Many people think that a woman becomes pregnant, nine months follow, and then automatically a healthy baby is born. I never was able to have that peace of mind. The first pregnancies of my mother and my mother-in-law both ended with still born-babies. Granted that happened over sixty years ago and there have been tremendous strides in obstetric medicine since then. Still, I had my apprehensions with each of my own pregnancies and they multiplied when my daughters and daughter-in-laws were expecting.
The experience of having one grandson spend his first nine weeks of life in the neo-natal intensive care unit and another spend several in the preemie unit only intensified my awareness that we cannot take anything for granted. So when my oldest daughter became pregnant with twins I was full of trepidation.
Would she be able to carry to term? Would they be healthy? Would she need to have a caesarian-section? Would she stay healthy throughout the pregnancy? Would I be able to be supportive enough? There were more and more questions. When would she and her husband be able to sleep? What would their toddler think about the additions to his family? Where would they have room for those additions? How would they fit three car seats into their car?
As her due date drew near my concerns grew. I believe wholeheartedly that it is all from HaShem. Still, I tried to work out all sorts of scenarios. If she gives birth on this day, then she’ll come home from the hospital to us on that day and before she comes we will have time to get X, Y, and Z done. And if she gives birth on that day then the brit (for we had been told she was expecting boys) will be on this day and we can do this and that to get ready.
The last month had a few false alarms and I was working things through over and over again. My imagination worked overtime. Finally my daughter was told that if she did not give birth by a particular date she would be induced on Thursday. That meant, I was sure, that the babies would be born on Friday. Friday is a great day for a brit in Israel. Many people are off work, like a Sunday brit in America.
All of my planning was for naught, though. For various reasons she was not induced until Friday afternoon, close to Shabbat. That meant I lit my Shabbat candles knowing my daughter would be going into labor and I would not be able to call to find out how she was doing. I knew she was in good hands but by now my imagination was working on overdrive. I pictured wonderful, heartwarming scenes and I worried about heartbreaking ones. Most of the time I was able to concentrate on the holiness of Shabbat but once the three stars appeared in the sky I was a nervous wreck waiting for the phone call.

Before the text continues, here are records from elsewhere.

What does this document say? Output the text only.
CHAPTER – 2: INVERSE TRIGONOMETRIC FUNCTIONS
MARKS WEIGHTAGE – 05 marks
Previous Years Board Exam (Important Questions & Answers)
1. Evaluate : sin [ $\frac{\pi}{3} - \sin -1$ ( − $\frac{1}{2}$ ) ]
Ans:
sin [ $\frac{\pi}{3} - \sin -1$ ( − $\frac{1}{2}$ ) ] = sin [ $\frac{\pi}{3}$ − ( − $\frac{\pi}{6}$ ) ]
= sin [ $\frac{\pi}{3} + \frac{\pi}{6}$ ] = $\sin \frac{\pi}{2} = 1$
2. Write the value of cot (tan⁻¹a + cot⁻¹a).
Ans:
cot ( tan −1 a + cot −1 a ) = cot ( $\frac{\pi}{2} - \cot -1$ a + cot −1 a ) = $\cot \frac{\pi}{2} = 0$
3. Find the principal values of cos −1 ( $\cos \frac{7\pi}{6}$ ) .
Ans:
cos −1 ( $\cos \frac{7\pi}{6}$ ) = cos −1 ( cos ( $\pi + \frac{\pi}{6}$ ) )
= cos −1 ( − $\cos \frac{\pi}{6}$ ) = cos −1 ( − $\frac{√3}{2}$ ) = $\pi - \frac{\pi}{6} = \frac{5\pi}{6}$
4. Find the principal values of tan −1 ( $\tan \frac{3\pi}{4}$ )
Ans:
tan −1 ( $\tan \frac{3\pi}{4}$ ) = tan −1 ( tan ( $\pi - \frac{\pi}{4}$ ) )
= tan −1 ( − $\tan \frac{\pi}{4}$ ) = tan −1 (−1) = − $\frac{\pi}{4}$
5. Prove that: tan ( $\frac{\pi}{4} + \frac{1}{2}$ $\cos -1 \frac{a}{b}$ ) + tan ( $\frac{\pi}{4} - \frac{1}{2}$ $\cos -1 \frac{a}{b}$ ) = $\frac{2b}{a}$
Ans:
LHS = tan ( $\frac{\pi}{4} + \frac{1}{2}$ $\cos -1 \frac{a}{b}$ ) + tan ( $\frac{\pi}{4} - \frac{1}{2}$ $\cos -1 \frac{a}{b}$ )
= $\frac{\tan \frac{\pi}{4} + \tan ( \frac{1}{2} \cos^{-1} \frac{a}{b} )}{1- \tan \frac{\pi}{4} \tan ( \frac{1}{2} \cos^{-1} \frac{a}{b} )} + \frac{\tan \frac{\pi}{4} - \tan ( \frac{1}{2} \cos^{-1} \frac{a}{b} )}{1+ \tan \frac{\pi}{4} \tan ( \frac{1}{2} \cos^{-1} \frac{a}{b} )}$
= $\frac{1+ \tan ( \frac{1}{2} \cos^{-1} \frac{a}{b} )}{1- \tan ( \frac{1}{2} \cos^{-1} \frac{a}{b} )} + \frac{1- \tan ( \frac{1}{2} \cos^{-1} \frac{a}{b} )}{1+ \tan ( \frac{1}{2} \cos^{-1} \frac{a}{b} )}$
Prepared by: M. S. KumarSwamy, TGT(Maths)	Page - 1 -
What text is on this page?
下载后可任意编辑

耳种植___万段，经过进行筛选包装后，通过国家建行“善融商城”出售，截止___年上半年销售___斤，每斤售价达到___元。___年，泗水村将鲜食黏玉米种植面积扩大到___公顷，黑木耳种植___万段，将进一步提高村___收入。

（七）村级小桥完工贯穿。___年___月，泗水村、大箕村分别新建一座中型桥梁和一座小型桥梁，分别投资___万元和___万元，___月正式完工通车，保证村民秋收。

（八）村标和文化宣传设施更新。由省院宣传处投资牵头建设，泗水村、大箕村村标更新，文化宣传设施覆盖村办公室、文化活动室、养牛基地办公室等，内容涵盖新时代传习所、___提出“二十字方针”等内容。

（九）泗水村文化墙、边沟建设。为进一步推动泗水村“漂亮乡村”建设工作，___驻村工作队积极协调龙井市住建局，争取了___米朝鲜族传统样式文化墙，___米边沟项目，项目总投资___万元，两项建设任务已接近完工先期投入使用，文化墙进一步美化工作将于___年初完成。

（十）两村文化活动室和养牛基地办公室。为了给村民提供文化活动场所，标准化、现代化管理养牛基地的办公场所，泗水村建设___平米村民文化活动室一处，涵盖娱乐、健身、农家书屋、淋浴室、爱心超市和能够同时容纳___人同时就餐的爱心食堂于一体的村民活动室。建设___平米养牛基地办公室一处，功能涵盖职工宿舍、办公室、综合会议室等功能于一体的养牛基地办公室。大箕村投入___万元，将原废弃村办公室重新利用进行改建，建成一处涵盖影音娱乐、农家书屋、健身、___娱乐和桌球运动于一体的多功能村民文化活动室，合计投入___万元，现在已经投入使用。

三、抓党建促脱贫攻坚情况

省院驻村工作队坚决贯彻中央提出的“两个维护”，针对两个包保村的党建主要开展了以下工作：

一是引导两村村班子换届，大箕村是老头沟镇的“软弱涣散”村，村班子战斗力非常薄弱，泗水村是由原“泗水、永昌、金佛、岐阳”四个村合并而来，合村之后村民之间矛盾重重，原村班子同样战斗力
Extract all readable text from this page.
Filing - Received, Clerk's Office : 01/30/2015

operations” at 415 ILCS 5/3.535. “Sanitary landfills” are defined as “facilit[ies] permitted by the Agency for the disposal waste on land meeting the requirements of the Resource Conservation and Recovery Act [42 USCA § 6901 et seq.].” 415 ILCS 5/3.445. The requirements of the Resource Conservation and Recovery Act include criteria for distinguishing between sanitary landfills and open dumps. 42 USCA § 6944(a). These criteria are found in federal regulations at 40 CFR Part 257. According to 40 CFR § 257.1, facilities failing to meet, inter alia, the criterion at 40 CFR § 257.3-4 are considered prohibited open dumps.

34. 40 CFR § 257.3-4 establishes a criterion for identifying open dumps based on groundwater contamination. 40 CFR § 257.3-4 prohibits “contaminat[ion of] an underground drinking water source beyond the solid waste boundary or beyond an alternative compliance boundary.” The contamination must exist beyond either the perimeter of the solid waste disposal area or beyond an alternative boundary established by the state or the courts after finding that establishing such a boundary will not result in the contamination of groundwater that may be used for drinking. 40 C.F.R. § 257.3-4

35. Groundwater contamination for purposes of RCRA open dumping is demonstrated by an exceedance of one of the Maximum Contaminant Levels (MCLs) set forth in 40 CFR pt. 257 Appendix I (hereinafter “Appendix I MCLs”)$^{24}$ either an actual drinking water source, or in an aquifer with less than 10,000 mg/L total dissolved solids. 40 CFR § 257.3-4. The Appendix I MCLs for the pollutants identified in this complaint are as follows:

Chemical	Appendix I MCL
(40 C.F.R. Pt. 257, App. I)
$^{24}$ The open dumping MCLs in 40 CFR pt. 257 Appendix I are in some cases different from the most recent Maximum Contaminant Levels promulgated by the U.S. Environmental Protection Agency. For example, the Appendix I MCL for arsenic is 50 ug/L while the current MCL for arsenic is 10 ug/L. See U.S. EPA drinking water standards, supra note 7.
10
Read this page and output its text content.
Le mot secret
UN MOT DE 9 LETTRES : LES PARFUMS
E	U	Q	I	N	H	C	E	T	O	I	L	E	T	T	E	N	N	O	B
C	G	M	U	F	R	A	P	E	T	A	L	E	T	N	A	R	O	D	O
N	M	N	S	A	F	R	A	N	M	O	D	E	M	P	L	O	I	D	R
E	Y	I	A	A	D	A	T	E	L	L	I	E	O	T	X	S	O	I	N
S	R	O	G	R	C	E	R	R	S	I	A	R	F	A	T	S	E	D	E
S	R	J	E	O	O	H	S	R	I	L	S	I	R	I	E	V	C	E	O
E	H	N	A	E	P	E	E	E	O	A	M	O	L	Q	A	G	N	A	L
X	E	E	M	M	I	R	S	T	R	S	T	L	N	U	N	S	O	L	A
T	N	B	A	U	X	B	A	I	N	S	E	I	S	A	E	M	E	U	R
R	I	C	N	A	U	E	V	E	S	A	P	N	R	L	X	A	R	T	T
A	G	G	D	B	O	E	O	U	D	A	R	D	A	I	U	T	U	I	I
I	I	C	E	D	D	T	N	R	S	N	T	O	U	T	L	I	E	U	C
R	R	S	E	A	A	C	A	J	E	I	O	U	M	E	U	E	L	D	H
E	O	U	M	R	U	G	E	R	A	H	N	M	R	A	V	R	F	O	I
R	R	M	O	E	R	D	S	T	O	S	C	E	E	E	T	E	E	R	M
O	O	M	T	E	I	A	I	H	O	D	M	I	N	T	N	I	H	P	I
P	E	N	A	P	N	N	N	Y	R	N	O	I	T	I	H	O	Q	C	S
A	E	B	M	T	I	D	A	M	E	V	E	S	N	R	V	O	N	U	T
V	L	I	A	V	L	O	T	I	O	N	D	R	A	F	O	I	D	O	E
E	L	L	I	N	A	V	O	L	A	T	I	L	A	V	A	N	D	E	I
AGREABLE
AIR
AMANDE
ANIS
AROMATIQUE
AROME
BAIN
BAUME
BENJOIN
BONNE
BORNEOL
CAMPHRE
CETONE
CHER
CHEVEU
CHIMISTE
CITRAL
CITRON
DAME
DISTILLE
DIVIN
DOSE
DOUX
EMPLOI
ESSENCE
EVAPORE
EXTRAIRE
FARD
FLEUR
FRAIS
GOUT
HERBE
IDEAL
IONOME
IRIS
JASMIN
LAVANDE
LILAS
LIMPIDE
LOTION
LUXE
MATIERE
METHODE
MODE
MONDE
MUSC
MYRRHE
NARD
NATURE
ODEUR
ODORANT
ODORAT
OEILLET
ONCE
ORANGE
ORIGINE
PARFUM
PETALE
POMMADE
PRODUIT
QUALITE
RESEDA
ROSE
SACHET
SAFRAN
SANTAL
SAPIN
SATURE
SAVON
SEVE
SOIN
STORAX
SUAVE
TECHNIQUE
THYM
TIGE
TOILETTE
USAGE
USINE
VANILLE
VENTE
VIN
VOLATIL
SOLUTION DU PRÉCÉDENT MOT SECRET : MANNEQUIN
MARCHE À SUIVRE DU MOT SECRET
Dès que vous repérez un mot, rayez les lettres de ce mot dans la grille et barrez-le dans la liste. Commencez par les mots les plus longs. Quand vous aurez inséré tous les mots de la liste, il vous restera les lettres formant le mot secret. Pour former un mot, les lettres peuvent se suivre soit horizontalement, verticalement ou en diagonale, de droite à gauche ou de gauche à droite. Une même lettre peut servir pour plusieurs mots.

One minute passed and the phone did not ring. Perhaps she was holding one of the babies and couldn’t get to her phone. Two minutes passed. Maybe the nurse was talking to her. After five minutes I began to think that she was still in labor and couldn’t call. My heart raced and my blood pressure was probably well over the normal range. Finally the phone rang. Two baby boys had been born an hour and a half earlier. Baruch HaShem, they were healthy and so was my daughter.
The brit will not be on Friday. Rather, if the boys stay healthy, it will be on Shabbat which is the most complicated day to make a brit. I know because I have already made four Shabbat brits. It is true that they are a lot more complicated but they are also very special. I hope to help my daughter and son-in-law organize the brits without stressing. HaShem has shown me over and over again that He is running the world and I can stop worrying. I praise Him for all the blessings He has given us.